All I’m asking is you keep me in your prayers to Michael, Lucifer and Ra
I am battling suicidal thoughts and I don’t know where they will take me
More than once I’ve been told by others I’m a warrior, Koetting and others saw it
But my constant battles are tiring
This is not an appeal for attention, just asking to keep me in your prayers
You need to develop coping mechanisms to battle suicidal thoughts. And when something emerges, you take it. Some other emotion, like a deep sadness or rage. Then you’ll have the need to deal with it, but it is way better than the suicidal thoughts.
All in all, they’ll come in waves (and yes, some waves will be insanely long), but it is a storm you’ll have to weather to keep going.
Also, see a fucking professional, is very seldom that the suicidal thoughts are permanent, so use the available tools.
I am seeing a professional, I got sent to the hospital a couple times
Good. Keep doing it. I’m not going to sugarcoat it to you, since that would be the less helpful thing, but it is something that you can overcome by not giving up. The train of thought eventually changes, maybe just a little, but enough to try to recharge your mental battery, so to speak.
I don’t think it’s helping tho, my problems are rooted in the spiritual, and having parasite abuse, and being unable to connect to my guides, I was able to evoke Lucifer once last year but it didn’t last, idk.

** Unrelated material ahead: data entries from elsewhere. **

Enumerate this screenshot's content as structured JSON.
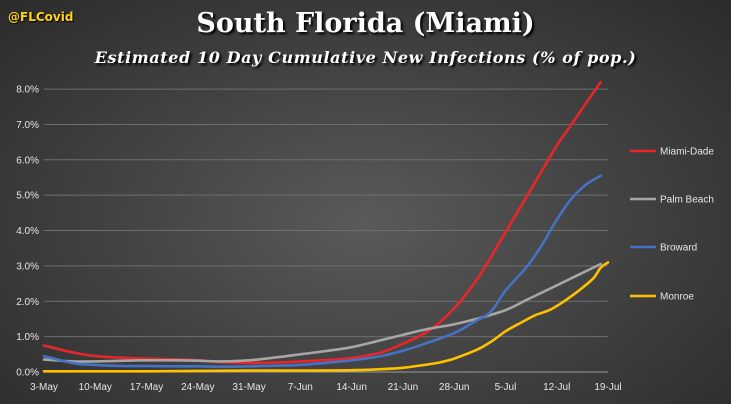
{
  "header": {
    "handle": "@FLCovid",
    "title": "South Florida (Miami)",
    "subtitle": "Estimated 10 Day Cumulative New Infections (% of pop.)"
  },
  "chart_data": {
    "type": "line",
    "title": "South Florida (Miami)",
    "subtitle": "Estimated 10 Day Cumulative New Infections (% of pop.)",
    "xlabel": "",
    "ylabel": "",
    "x_start": "3-May",
    "x_ticks": [
      "3-May",
      "10-May",
      "17-May",
      "24-May",
      "31-May",
      "7-Jun",
      "14-Jun",
      "21-Jun",
      "28-Jun",
      "5-Jul",
      "12-Jul",
      "19-Jul"
    ],
    "x_range": [
      "3-May",
      "19-Jul"
    ],
    "y_ticks": [
      "0.0%",
      "1.0%",
      "2.0%",
      "3.0%",
      "4.0%",
      "5.0%",
      "6.0%",
      "7.0%",
      "8.0%"
    ],
    "ylim": [
      0,
      8.2
    ],
    "grid": true,
    "legend_position": "right",
    "series": [
      {
        "name": "Miami-Dade",
        "color": "#e8262a",
        "points": [
          [
            "3-May",
            0.75
          ],
          [
            "7-May",
            0.55
          ],
          [
            "10-May",
            0.45
          ],
          [
            "14-May",
            0.4
          ],
          [
            "17-May",
            0.38
          ],
          [
            "21-May",
            0.36
          ],
          [
            "24-May",
            0.33
          ],
          [
            "27-May",
            0.28
          ],
          [
            "31-May",
            0.26
          ],
          [
            "4-Jun",
            0.27
          ],
          [
            "7-Jun",
            0.3
          ],
          [
            "10-Jun",
            0.33
          ],
          [
            "14-Jun",
            0.4
          ],
          [
            "18-Jun",
            0.55
          ],
          [
            "21-Jun",
            0.8
          ],
          [
            "24-Jun",
            1.1
          ],
          [
            "26-Jun",
            1.4
          ],
          [
            "28-Jun",
            1.8
          ],
          [
            "30-Jun",
            2.3
          ],
          [
            "2-Jul",
            2.9
          ],
          [
            "4-Jul",
            3.6
          ],
          [
            "6-Jul",
            4.3
          ],
          [
            "8-Jul",
            5.0
          ],
          [
            "10-Jul",
            5.7
          ],
          [
            "12-Jul",
            6.4
          ],
          [
            "14-Jul",
            7.0
          ],
          [
            "16-Jul",
            7.6
          ],
          [
            "17-Jul",
            7.9
          ],
          [
            "18-Jul",
            8.2
          ]
        ]
      },
      {
        "name": "Palm Beach",
        "color": "#a6a6a6",
        "points": [
          [
            "3-May",
            0.35
          ],
          [
            "7-May",
            0.3
          ],
          [
            "10-May",
            0.3
          ],
          [
            "14-May",
            0.32
          ],
          [
            "17-May",
            0.33
          ],
          [
            "21-May",
            0.33
          ],
          [
            "24-May",
            0.32
          ],
          [
            "27-May",
            0.3
          ],
          [
            "31-May",
            0.33
          ],
          [
            "4-Jun",
            0.42
          ],
          [
            "7-Jun",
            0.5
          ],
          [
            "10-Jun",
            0.58
          ],
          [
            "14-Jun",
            0.7
          ],
          [
            "18-Jun",
            0.9
          ],
          [
            "21-Jun",
            1.05
          ],
          [
            "24-Jun",
            1.2
          ],
          [
            "28-Jun",
            1.35
          ],
          [
            "1-Jul",
            1.5
          ],
          [
            "5-Jul",
            1.75
          ],
          [
            "8-Jul",
            2.05
          ],
          [
            "12-Jul",
            2.45
          ],
          [
            "15-Jul",
            2.75
          ],
          [
            "18-Jul",
            3.05
          ]
        ]
      },
      {
        "name": "Broward",
        "color": "#4472c4",
        "points": [
          [
            "3-May",
            0.45
          ],
          [
            "7-May",
            0.25
          ],
          [
            "10-May",
            0.2
          ],
          [
            "14-May",
            0.17
          ],
          [
            "17-May",
            0.17
          ],
          [
            "21-May",
            0.16
          ],
          [
            "24-May",
            0.16
          ],
          [
            "27-May",
            0.15
          ],
          [
            "31-May",
            0.16
          ],
          [
            "4-Jun",
            0.18
          ],
          [
            "7-Jun",
            0.2
          ],
          [
            "10-Jun",
            0.25
          ],
          [
            "14-Jun",
            0.33
          ],
          [
            "18-Jun",
            0.45
          ],
          [
            "21-Jun",
            0.6
          ],
          [
            "24-Jun",
            0.8
          ],
          [
            "28-Jun",
            1.1
          ],
          [
            "1-Jul",
            1.45
          ],
          [
            "3-Jul",
            1.7
          ],
          [
            "5-Jul",
            2.3
          ],
          [
            "8-Jul",
            3.0
          ],
          [
            "10-Jul",
            3.6
          ],
          [
            "12-Jul",
            4.3
          ],
          [
            "14-Jul",
            4.9
          ],
          [
            "16-Jul",
            5.3
          ],
          [
            "18-Jul",
            5.55
          ]
        ]
      },
      {
        "name": "Monroe",
        "color": "#ffc000",
        "points": [
          [
            "3-May",
            0.02
          ],
          [
            "10-May",
            0.02
          ],
          [
            "17-May",
            0.02
          ],
          [
            "24-May",
            0.03
          ],
          [
            "31-May",
            0.04
          ],
          [
            "7-Jun",
            0.04
          ],
          [
            "14-Jun",
            0.05
          ],
          [
            "18-Jun",
            0.08
          ],
          [
            "21-Jun",
            0.12
          ],
          [
            "24-Jun",
            0.2
          ],
          [
            "26-Jun",
            0.27
          ],
          [
            "28-Jun",
            0.38
          ],
          [
            "1-Jul",
            0.62
          ],
          [
            "3-Jul",
            0.85
          ],
          [
            "5-Jul",
            1.15
          ],
          [
            "7-Jul",
            1.38
          ],
          [
            "9-Jul",
            1.6
          ],
          [
            "11-Jul",
            1.75
          ],
          [
            "13-Jul",
            2.0
          ],
          [
            "15-Jul",
            2.3
          ],
          [
            "17-Jul",
            2.65
          ],
          [
            "18-Jul",
            2.95
          ],
          [
            "19-Jul",
            3.1
          ]
        ]
      }
    ]
  }
}
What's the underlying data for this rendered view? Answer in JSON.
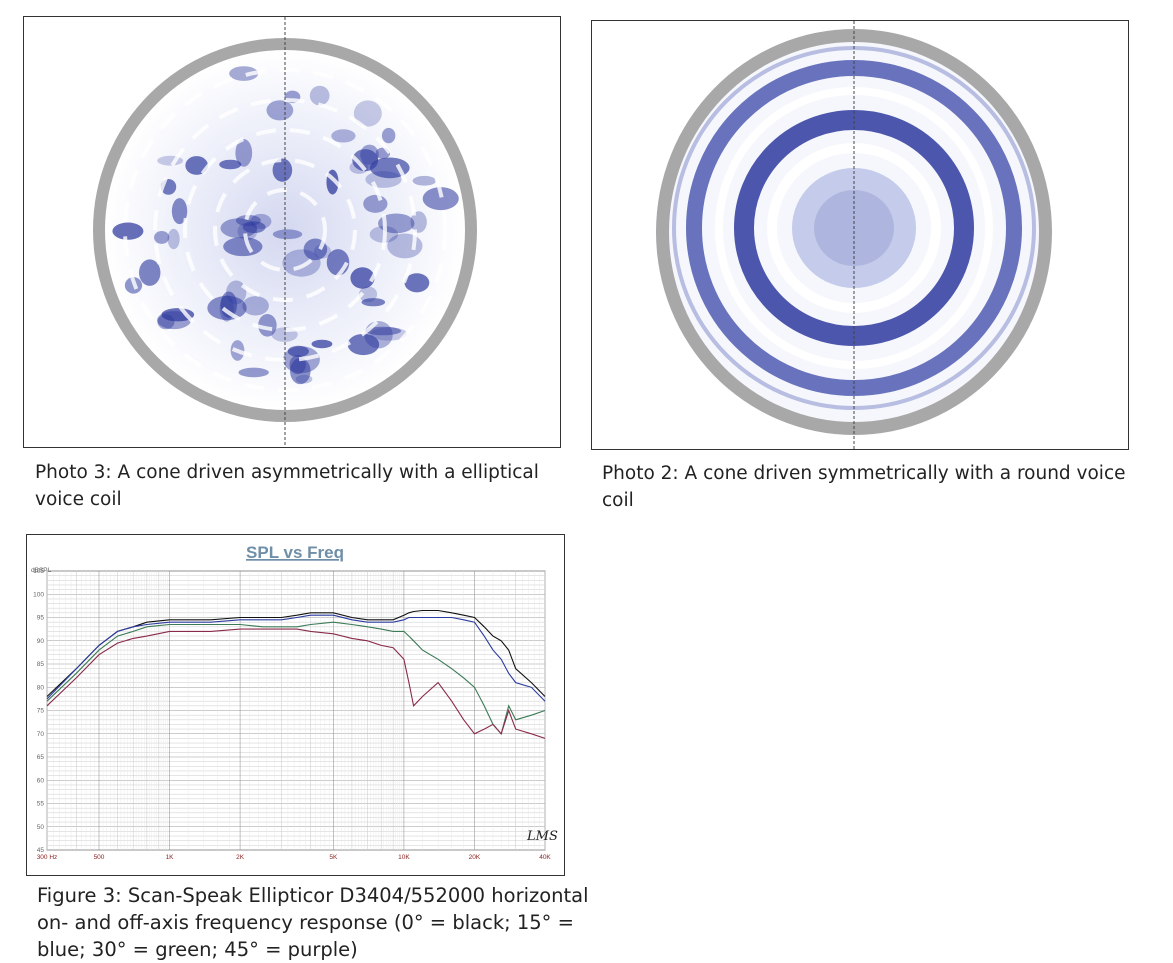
{
  "photo3": {
    "caption": "Photo 3: A cone driven asymmetrically with a elliptical voice coil"
  },
  "photo2": {
    "caption": "Photo 2: A cone driven symmetrically with a round voice coil"
  },
  "figure3": {
    "caption": "Figure 3: Scan-Speak Ellipticor D3404/552000 horizontal on- and off-axis frequency response (0° = black; 15° = blue; 30° = green; 45° = purple)"
  },
  "colors": {
    "ring": "#a8a8a8",
    "mode": "#2e3a9e",
    "black": "#111111",
    "blue": "#2a3aa0",
    "green": "#3a7a55",
    "purple": "#8a2a4a",
    "grid": "#bdbdbd",
    "title": "#6f8fa8"
  },
  "chart_data": {
    "type": "line",
    "title": "SPL vs Freq",
    "ylabel": "dBSPL",
    "logo": "LMS",
    "xscale": "log",
    "xlim": [
      300,
      40000
    ],
    "ylim": [
      45,
      105
    ],
    "yticks": [
      45,
      50,
      55,
      60,
      65,
      70,
      75,
      80,
      85,
      90,
      95,
      100,
      105
    ],
    "xticks": [
      {
        "v": 300,
        "label": "300 Hz"
      },
      {
        "v": 500,
        "label": "500"
      },
      {
        "v": 1000,
        "label": "1K"
      },
      {
        "v": 2000,
        "label": "2K"
      },
      {
        "v": 5000,
        "label": "5K"
      },
      {
        "v": 10000,
        "label": "10K"
      },
      {
        "v": 20000,
        "label": "20K"
      },
      {
        "v": 40000,
        "label": "40K"
      }
    ],
    "x": [
      300,
      400,
      500,
      600,
      700,
      800,
      1000,
      1200,
      1500,
      2000,
      2500,
      3000,
      3500,
      4000,
      5000,
      6000,
      7000,
      8000,
      9000,
      10000,
      10500,
      11000,
      12000,
      14000,
      16000,
      18000,
      20000,
      22000,
      24000,
      26000,
      28000,
      30000,
      35000,
      40000
    ],
    "series": [
      {
        "color": "black",
        "values": [
          78,
          84,
          89,
          92,
          93,
          94,
          94.5,
          94.5,
          94.5,
          95,
          95,
          95,
          95.5,
          96,
          96,
          95,
          94.5,
          94.5,
          94.5,
          95.5,
          96,
          96.3,
          96.5,
          96.5,
          96,
          95.5,
          95,
          93,
          91,
          90,
          88,
          84,
          81,
          78
        ]
      },
      {
        "color": "blue",
        "values": [
          77.5,
          84,
          89,
          92,
          93,
          93.5,
          94,
          94,
          94,
          94.5,
          94.5,
          94.5,
          95,
          95.5,
          95.5,
          94.5,
          94,
          94,
          94,
          94.5,
          95,
          95,
          95,
          95,
          95,
          94.5,
          94,
          91,
          88,
          86,
          83,
          81,
          80,
          77
        ]
      },
      {
        "color": "green",
        "values": [
          77,
          83,
          88,
          91,
          92,
          93,
          93.5,
          93.5,
          93.5,
          93.5,
          93,
          93,
          93,
          93.5,
          94,
          93.5,
          93,
          92.5,
          92,
          92,
          91,
          90,
          88,
          86,
          84,
          82,
          80,
          76,
          72,
          70,
          76,
          73,
          74,
          75
        ]
      },
      {
        "color": "purple",
        "values": [
          76,
          82,
          87,
          89.5,
          90.5,
          91,
          92,
          92,
          92,
          92.5,
          92.5,
          92.5,
          92.5,
          92,
          91.5,
          90.5,
          90,
          89,
          88.5,
          86,
          81,
          76,
          78,
          81,
          77,
          73,
          70,
          71,
          72,
          70,
          75,
          71,
          70,
          69
        ]
      }
    ]
  }
}
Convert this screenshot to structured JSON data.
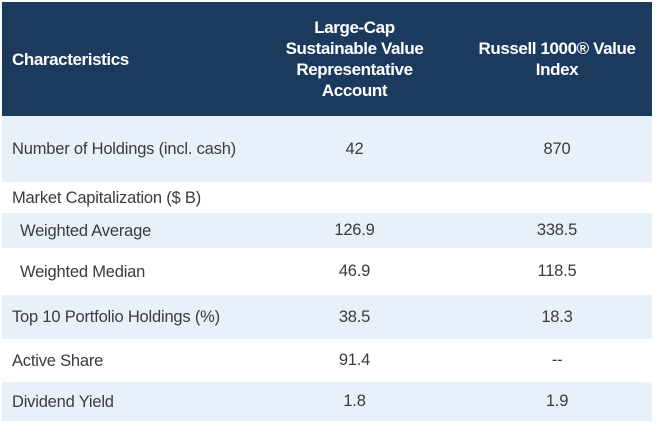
{
  "table": {
    "header": {
      "characteristics": "Characteristics",
      "account_column": "Large-Cap Sustainable Value Representative Account",
      "index_column": "Russell 1000® Value Index"
    },
    "rows": [
      {
        "label": "Number of Holdings (incl. cash)",
        "account": "42",
        "index": "870"
      },
      {
        "label": "Market Capitalization ($ B)",
        "account": "",
        "index": ""
      },
      {
        "label": "Weighted Average",
        "account": "126.9",
        "index": "338.5"
      },
      {
        "label": "Weighted Median",
        "account": "46.9",
        "index": "118.5"
      },
      {
        "label": "Top 10 Portfolio Holdings (%)",
        "account": "38.5",
        "index": "18.3"
      },
      {
        "label": "Active Share",
        "account": "91.4",
        "index": "--"
      },
      {
        "label": "Dividend Yield",
        "account": "1.8",
        "index": "1.9"
      }
    ],
    "colors": {
      "header_bg": "#1c3a5e",
      "header_text": "#ffffff",
      "row_alt_bg": "#e8f1fa",
      "row_bg": "#ffffff",
      "body_text": "#3b3b3b"
    }
  }
}
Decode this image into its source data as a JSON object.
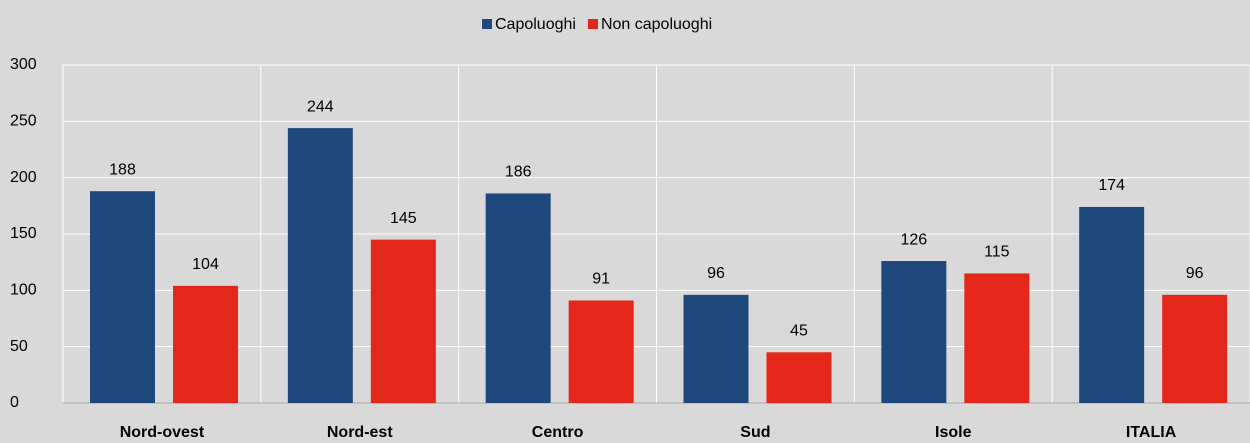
{
  "chart_data": {
    "type": "bar",
    "categories": [
      "Nord-ovest",
      "Nord-est",
      "Centro",
      "Sud",
      "Isole",
      "ITALIA"
    ],
    "series": [
      {
        "name": "Capoluoghi",
        "color": "#1f497d",
        "values": [
          188,
          244,
          186,
          96,
          126,
          174
        ]
      },
      {
        "name": "Non capoluoghi",
        "color": "#e3281b",
        "values": [
          104,
          145,
          91,
          45,
          115,
          96
        ]
      }
    ],
    "ylim": [
      0,
      300
    ],
    "yticks": [
      0,
      50,
      100,
      150,
      200,
      250,
      300
    ],
    "grid": true,
    "legend": "top"
  }
}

It’s interesting because in the scans given to me it seems nothings wrong
But I do feel like my energy has been damaged ever since the parasite abuse last year
I did get some results praying in my dreams, like when I asked Michael to send me 2 angels
Or when I called Lucifer, Lilith and Satan
I keep trying to meditate in my dreams
Well, if all the scans say the same… you know.
In any event, the mechanism is always the same = trigger followed by an episode, probably a very harrowing moment and the need to release the pressure, one way or another. I can be more or less tamed.
Take care boy , keep strong I’m curious to see how you will be in one year or two , we grow and battle with our adversities on a regular basis , be strong , you are fierce tested by fate , but it always get easier keep strong
My life isn’t all that shiny at all but fuck it i wanna see the end of it so I don’t have suicidal tendencies anymore , i mean lots of awful things have happened and I’m still here breathing with all the tools I need to overcome this harsh life , so fuck it I’m gonna keep going on !
I’m actually doing some “comfort” rituals tonight. I’ll include you.
I had a hard time with this after the War. If I don’t have a direction I’m going, I flounder, get lost, and get depressed. So, I set goals of all lengths in different areas - even gaming. That way I can always progress in something, see results towards something, and that helps me see that I’m more than I sometimes thing I am when I am dealing with ptsd and similar. Sometimes I do this with the quantity of things I get done, sometimes the quality. Usually a mix.
Hope it helps.
PTSD sucks, I dealt with it for a year, luckily I got out of it
And thanks for including me in your rituals
You’re a warrior too? Are you a soldier?
Was. I was an Infantryman in Iraq. I have childhood ptsd, too. It’s managed quite nicely, but does rear its head from time to time.
I’ve never been to physical war, my battles have always been spiritual
Please go back to the hospital you need that if you are feeling this way. It will at the every min keep you safe. If you think it is rooted in the spiritual tell them all to fuck off and block and detach from it. The best part of free will is you can walk away at anytime. I walked away for about 10-15 years becuse I wasn’t ready I didn’t have the partner or the knowledge to deal with what I have been given. I am only now in the past two years really diving back in but that’s because I have a partner that is here to support and guide me and teach me.